The idea is to introduce free software in a logical and strategic way. Over the years, hackers have tried many routes, such as the ethical one, the politically conscious one or the economical one. They have failed in most cases since ordinary people are not interested in shelving their somewhat functional Windows operating system only in the name of an abstract principle of freedom or zero cost.

In other words, as expressed by system administrator Sébastien Grenier, “There is no point in trying to get people on board by changing a loony for four quarters. Most people will only make a move if what they end up with, is at least equivalent to what they already have in terms of stability, security, user-friendliness and functionality.” Enhancing the technology and adapting it to peoples’ needs, it seems, helps catalyze the message of freedom, not the other way round.
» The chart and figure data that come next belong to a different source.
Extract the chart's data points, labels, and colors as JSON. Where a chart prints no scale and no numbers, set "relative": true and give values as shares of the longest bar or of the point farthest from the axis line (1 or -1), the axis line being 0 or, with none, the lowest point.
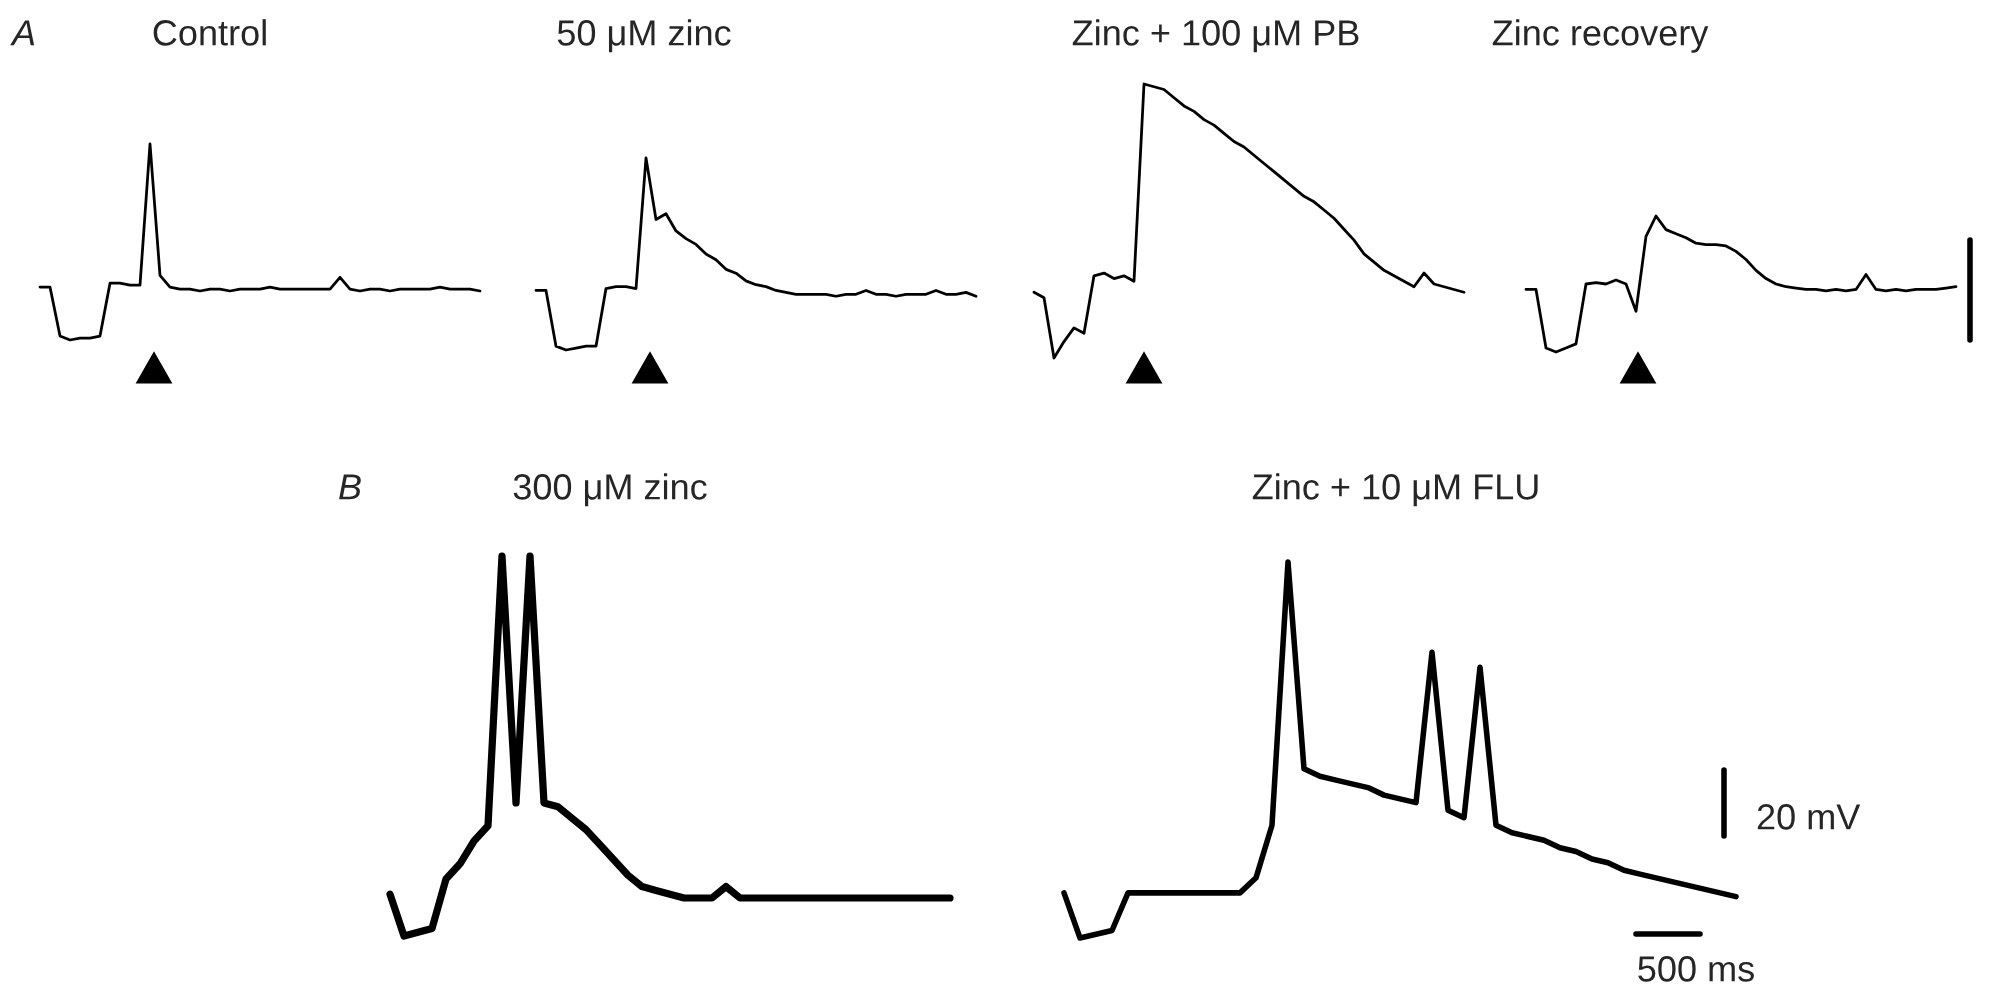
{
  "chart_data": [
    {
      "type": "line",
      "title": "Control",
      "relative": true,
      "color": "#000000",
      "annotations": [
        "A"
      ],
      "categories": [
        null,
        null,
        null,
        null,
        null,
        null,
        null,
        null,
        null,
        null,
        null,
        null,
        null,
        null,
        null,
        null,
        null,
        null,
        null,
        null,
        null,
        null,
        null,
        null,
        null,
        null,
        null,
        null,
        null,
        null,
        null,
        null,
        null,
        null,
        null,
        null,
        null,
        null,
        null,
        null,
        null,
        null,
        null,
        null,
        null
      ],
      "values": [
        0.27,
        0.27,
        0.02,
        0.0,
        0.01,
        0.01,
        0.02,
        0.29,
        0.29,
        0.28,
        0.28,
        1.0,
        0.33,
        0.27,
        0.26,
        0.26,
        0.25,
        0.26,
        0.26,
        0.25,
        0.26,
        0.26,
        0.26,
        0.27,
        0.26,
        0.26,
        0.26,
        0.26,
        0.26,
        0.26,
        0.32,
        0.26,
        0.25,
        0.26,
        0.26,
        0.25,
        0.26,
        0.26,
        0.26,
        0.26,
        0.27,
        0.26,
        0.26,
        0.26,
        0.25
      ]
    },
    {
      "type": "line",
      "title": "50 μM zinc",
      "relative": true,
      "color": "#000000",
      "categories": [
        null,
        null,
        null,
        null,
        null,
        null,
        null,
        null,
        null,
        null,
        null,
        null,
        null,
        null,
        null,
        null,
        null,
        null,
        null,
        null,
        null,
        null,
        null,
        null,
        null,
        null,
        null,
        null,
        null,
        null,
        null,
        null,
        null,
        null,
        null,
        null,
        null,
        null,
        null,
        null,
        null,
        null,
        null,
        null,
        null
      ],
      "values": [
        0.31,
        0.31,
        0.02,
        0.0,
        0.01,
        0.02,
        0.02,
        0.32,
        0.33,
        0.33,
        0.32,
        1.0,
        0.68,
        0.71,
        0.62,
        0.58,
        0.55,
        0.5,
        0.47,
        0.42,
        0.4,
        0.36,
        0.34,
        0.33,
        0.31,
        0.3,
        0.29,
        0.29,
        0.29,
        0.29,
        0.28,
        0.29,
        0.29,
        0.31,
        0.29,
        0.29,
        0.28,
        0.29,
        0.29,
        0.29,
        0.31,
        0.29,
        0.29,
        0.3,
        0.28
      ]
    },
    {
      "type": "line",
      "title": "Zinc + 100 μM PB",
      "relative": true,
      "color": "#000000",
      "categories": [
        null,
        null,
        null,
        null,
        null,
        null,
        null,
        null,
        null,
        null,
        null,
        null,
        null,
        null,
        null,
        null,
        null,
        null,
        null,
        null,
        null,
        null,
        null,
        null,
        null,
        null,
        null,
        null,
        null,
        null,
        null,
        null,
        null,
        null,
        null,
        null,
        null,
        null,
        null,
        null,
        null,
        null,
        null,
        null
      ],
      "values": [
        0.24,
        0.22,
        0.0,
        0.06,
        0.11,
        0.09,
        0.3,
        0.31,
        0.29,
        0.3,
        0.28,
        1.0,
        0.99,
        0.98,
        0.95,
        0.92,
        0.9,
        0.87,
        0.85,
        0.82,
        0.79,
        0.77,
        0.74,
        0.71,
        0.68,
        0.65,
        0.62,
        0.59,
        0.57,
        0.54,
        0.51,
        0.47,
        0.43,
        0.38,
        0.35,
        0.32,
        0.3,
        0.28,
        0.26,
        0.31,
        0.27,
        0.26,
        0.25,
        0.24
      ]
    },
    {
      "type": "line",
      "title": "Zinc recovery",
      "relative": true,
      "color": "#000000",
      "categories": [
        null,
        null,
        null,
        null,
        null,
        null,
        null,
        null,
        null,
        null,
        null,
        null,
        null,
        null,
        null,
        null,
        null,
        null,
        null,
        null,
        null,
        null,
        null,
        null,
        null,
        null,
        null,
        null,
        null,
        null,
        null,
        null,
        null,
        null,
        null,
        null,
        null,
        null,
        null,
        null,
        null,
        null,
        null,
        null
      ],
      "values": [
        0.46,
        0.46,
        0.03,
        0.0,
        0.03,
        0.06,
        0.5,
        0.51,
        0.5,
        0.53,
        0.5,
        0.3,
        0.85,
        1.0,
        0.9,
        0.87,
        0.84,
        0.8,
        0.79,
        0.79,
        0.78,
        0.74,
        0.68,
        0.6,
        0.54,
        0.5,
        0.48,
        0.47,
        0.46,
        0.46,
        0.45,
        0.46,
        0.45,
        0.46,
        0.57,
        0.46,
        0.45,
        0.46,
        0.45,
        0.46,
        0.46,
        0.46,
        0.47,
        0.48
      ]
    },
    {
      "type": "line",
      "title": "300 μM zinc",
      "relative": true,
      "color": "#000000",
      "annotations": [
        "B"
      ],
      "categories": [
        null,
        null,
        null,
        null,
        null,
        null,
        null,
        null,
        null,
        null,
        null,
        null,
        null,
        null,
        null,
        null,
        null,
        null,
        null,
        null,
        null,
        null,
        null,
        null,
        null,
        null,
        null,
        null,
        null,
        null,
        null,
        null,
        null,
        null,
        null,
        null,
        null,
        null,
        null,
        null,
        null
      ],
      "values": [
        0.11,
        0.0,
        0.01,
        0.02,
        0.15,
        0.19,
        0.25,
        0.29,
        1.0,
        0.35,
        1.0,
        0.35,
        0.34,
        0.31,
        0.28,
        0.24,
        0.2,
        0.16,
        0.13,
        0.12,
        0.11,
        0.1,
        0.1,
        0.1,
        0.13,
        0.1,
        0.1,
        0.1,
        0.1,
        0.1,
        0.1,
        0.1,
        0.1,
        0.1,
        0.1,
        0.1,
        0.1,
        0.1,
        0.1,
        0.1,
        0.1
      ]
    },
    {
      "type": "line",
      "title": "Zinc + 10 μM FLU",
      "relative": true,
      "color": "#000000",
      "annotations": [
        "20 mV",
        "500 ms"
      ],
      "categories": [
        null,
        null,
        null,
        null,
        null,
        null,
        null,
        null,
        null,
        null,
        null,
        null,
        null,
        null,
        null,
        null,
        null,
        null,
        null,
        null,
        null,
        null,
        null,
        null,
        null,
        null,
        null,
        null,
        null,
        null,
        null,
        null,
        null,
        null,
        null,
        null,
        null,
        null,
        null,
        null,
        null,
        null,
        null
      ],
      "values": [
        0.12,
        0.0,
        0.01,
        0.02,
        0.12,
        0.12,
        0.12,
        0.12,
        0.12,
        0.12,
        0.12,
        0.12,
        0.16,
        0.3,
        1.0,
        0.45,
        0.43,
        0.42,
        0.41,
        0.4,
        0.38,
        0.37,
        0.36,
        0.76,
        0.34,
        0.32,
        0.72,
        0.3,
        0.28,
        0.27,
        0.26,
        0.24,
        0.23,
        0.21,
        0.2,
        0.18,
        0.17,
        0.16,
        0.15,
        0.14,
        0.13,
        0.12,
        0.11
      ]
    }
  ]
}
Grenier, working for a middle-sized NGO in Montreal says that people in his office are demonstrating a willingness to switch to free software since several useful functionalities meet their needs better. In pragmatic terms, this means for instance that the free software distribution Mandrake 9.2, which permits you to instantaneously transform a text document into a Portable Document Format (PDF), actually leaves Microsoft Word lagging behind. Moreover, the needs of users are leaning more and more towards sharing and communicating information. “This evolution, extremely close to the free software fundamentals of open access and manipulation of codes, means that the use of free software will increase tremendously in the coming years,” says Grenier, who has been working with like-minded people and projects around the globe.


* Contrary to popular belief, a hacker is not an anti-social being. A hacker is one who is passionate and even obsessive about programming, as opposed to a cracker who breaks the security on a system, often with malicious intent.